In January, Gelman and Kassan announced a new gender policy.
“With a growing number of members who identify as transgender or beyond the gender binary, we want to make sure that we are as inclusive a community as possible,” they wrote. “We’ve made some internal updates and adopted written membership policies to ensure that our staff is trained not to make assumptions about someone’s identity based on how they present, or to ask prospective members or guests to self-identify.”
“While The Wing will always be a space designed for women with a women’s-focused mission,” they added, “you may see folks at The Wing who express their gender in a variety of ways.”
The Wing cited the new policy in its motion to dismiss Pietrangelo’s suit, arguing that Pietrangelo’s complaint was rendered moot by the fact that applicants will now “be evaluated based on their commitment to The Wing’s mission, regardless of their perceived gender identity.” (The Wing told Vox that its “policy update has nothing to do whatsoever with Mr. Pietrangelo’s suit.”)
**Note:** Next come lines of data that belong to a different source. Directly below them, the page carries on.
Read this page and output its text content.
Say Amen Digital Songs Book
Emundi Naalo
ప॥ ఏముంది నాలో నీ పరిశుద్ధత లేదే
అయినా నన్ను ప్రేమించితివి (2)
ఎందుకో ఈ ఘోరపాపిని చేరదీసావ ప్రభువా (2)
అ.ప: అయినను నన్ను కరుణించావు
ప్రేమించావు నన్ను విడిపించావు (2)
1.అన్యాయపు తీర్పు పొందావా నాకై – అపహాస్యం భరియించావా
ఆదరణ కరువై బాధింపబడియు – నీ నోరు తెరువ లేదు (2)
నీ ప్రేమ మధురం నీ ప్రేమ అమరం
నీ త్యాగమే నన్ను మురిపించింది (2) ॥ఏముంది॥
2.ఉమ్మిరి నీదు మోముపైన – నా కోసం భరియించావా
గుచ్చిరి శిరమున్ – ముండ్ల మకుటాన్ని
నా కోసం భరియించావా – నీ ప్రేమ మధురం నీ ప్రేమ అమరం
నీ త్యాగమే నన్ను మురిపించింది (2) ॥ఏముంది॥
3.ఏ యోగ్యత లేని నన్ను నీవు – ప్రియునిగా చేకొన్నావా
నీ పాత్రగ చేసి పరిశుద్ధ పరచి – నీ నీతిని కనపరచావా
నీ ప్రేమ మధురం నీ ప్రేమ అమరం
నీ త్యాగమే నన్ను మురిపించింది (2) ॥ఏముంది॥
With its new policy, “The Wing is not only affirming the womanhood of trans women, they’re also affirming the personhood of nonbinary folks like me,” said Jacob Tobia, a Wing member and the author of Sissy: A Coming-of-Gender Story, whom The Wing asked to review its announcement of the policy.
In some ways, a visit to The Wing is a reminder of the things so many women lack in their daily lives: a safe place to conduct business without fear of harassment, a way to meet mentors who can help them in their careers, a private room for mothers to pump. By offering these things, the Wing is providing an enormous service to those who can become members. For those without the means or luck to snag a membership, though, it remains out of reach.
Sow, the Call Your Girlfriend host, says she and her fellow Wing members are capable of thinking critically about the company’s contradictions.
“Nobody who goes to the Wing is naive to the fact that feminists have to contend with a capitalist society,” she said.
Sow added that she supports critiques of The Wing, as long as they’re made in good faith.
“I think that divisiveness among women is actually very healthy,” she explained, “but it has to be grounded in truth and fact and context.”
Update: 2/12: This story has been updated to include additional information on The Wing’s diversity initiatives, and to clarify WeWork’s pricing.